César Aira est un grand mécanicien, disciple revendiqué de Marcel Duchamp et Raymond Roussel. Du premier, il retient le désir de construire des récits comme de parfaits objets autonomes, des « machines célibataires » ; de l’autre, le goût de la création comme un processus délicat et l’orgueil d’une idiosyncrasie assumée. Ce qui ne l’empêche pas d’aller piocher dans les romans feuilletons, les telenovelas, les comics de super héros (il en a créé un, Barbaverde, qui a vécu quatre aventures, hélas non traduites). Un tel contraste est chez lui des plus naturels. L’art y est un jeu d’artifices, à mi chemin du « il était une fois » des premiers récits - la plus belle des promesses - et de l’expérimentation conceptuelle qui expose au grand jour ses rouages. Le « procédé », dans le sens roussélien du terme, est un de ses mots fétiches. La théorie et la péripétie se fondent l’une dans l’autre, comme si un impossible troisième terme entre action et réflexion pouvait exister. Ecrire un livre, c’est prendre des éléments disparates, antagoniques, les combiner et construire à partir de là une « vraisemblance », autre mot fétiche, avec un certain goût pour les logiques de l’absurde.

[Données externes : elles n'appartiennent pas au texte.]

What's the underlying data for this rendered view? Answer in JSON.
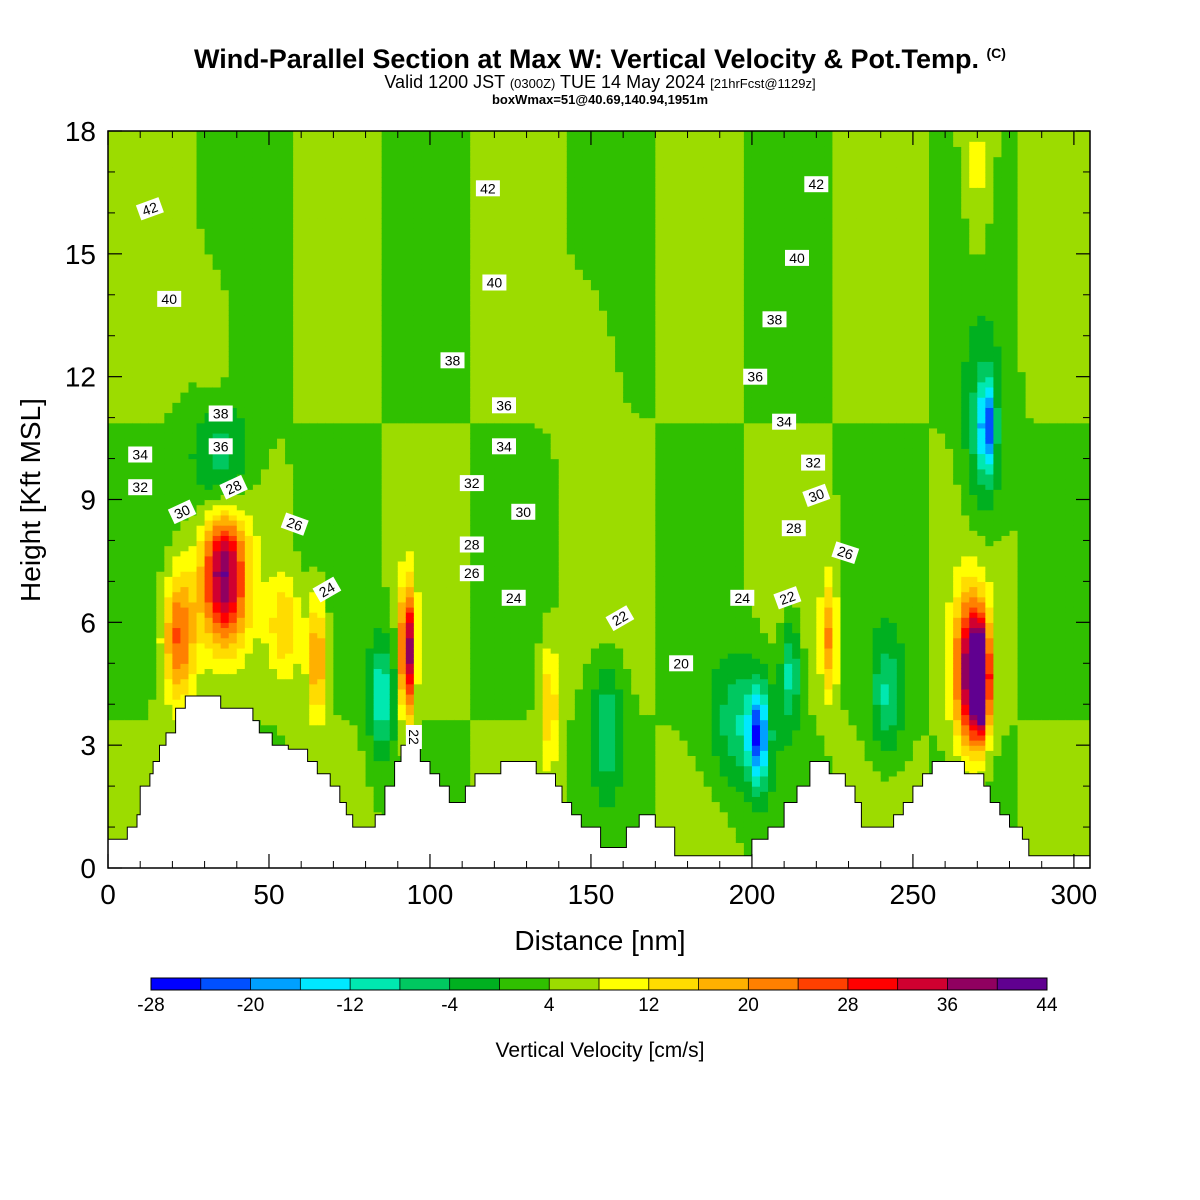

De même que Roussel construisait ses textes à contraintes en partant par exemple du mot « billard » pour aboutir au mot « pillard », comme il l’explique dans Comment j’ai écrit certains de mes livres, Aira part d’un point a souvent banal, pour aboutir non pas à un point b – ce serait trop simple chez un auteur qui ne cherche qu’à compliquer les choses - mais au contraire à un point y ou z, impossible à prévoir. Tout l’enjeu sera alors de trouver comment faire tenir l’édifice, un château de cartes qui flirte avec le précipice sans s’effondrer. Comment rendre vraisemblable l’invraisemblable ? Cette question, il l’évoque dans son essai sur Pizarnik (comme souvent chez les écrivains, ses essais consacrés à d’autres auteurs sont également d’excellent guide de lecture de sa propre œuvre). Citant la fameuse phrase qui signa l’acte de naissance du surréalisme - « le cadavre exquis boira le vin nouveau » - il se lance dans un exercice de démonstration par le narratif que toute phrase, y compris la plus improbable peut s’expliquer et donc devenir vraisemblable. Il n’y a rien d’impossible à trouver les raisons qui feront qu’un cadavre aux manières exquises se mettra à boire du vin nouveau. La rencontre fortuite d’une machine à coudre et d’une table de dissection devient l’opportunité immanquable d’écrire une histoire pour ce fan déclaré de Lautréamont. Il s’agit seulement de savoir la reconstituer.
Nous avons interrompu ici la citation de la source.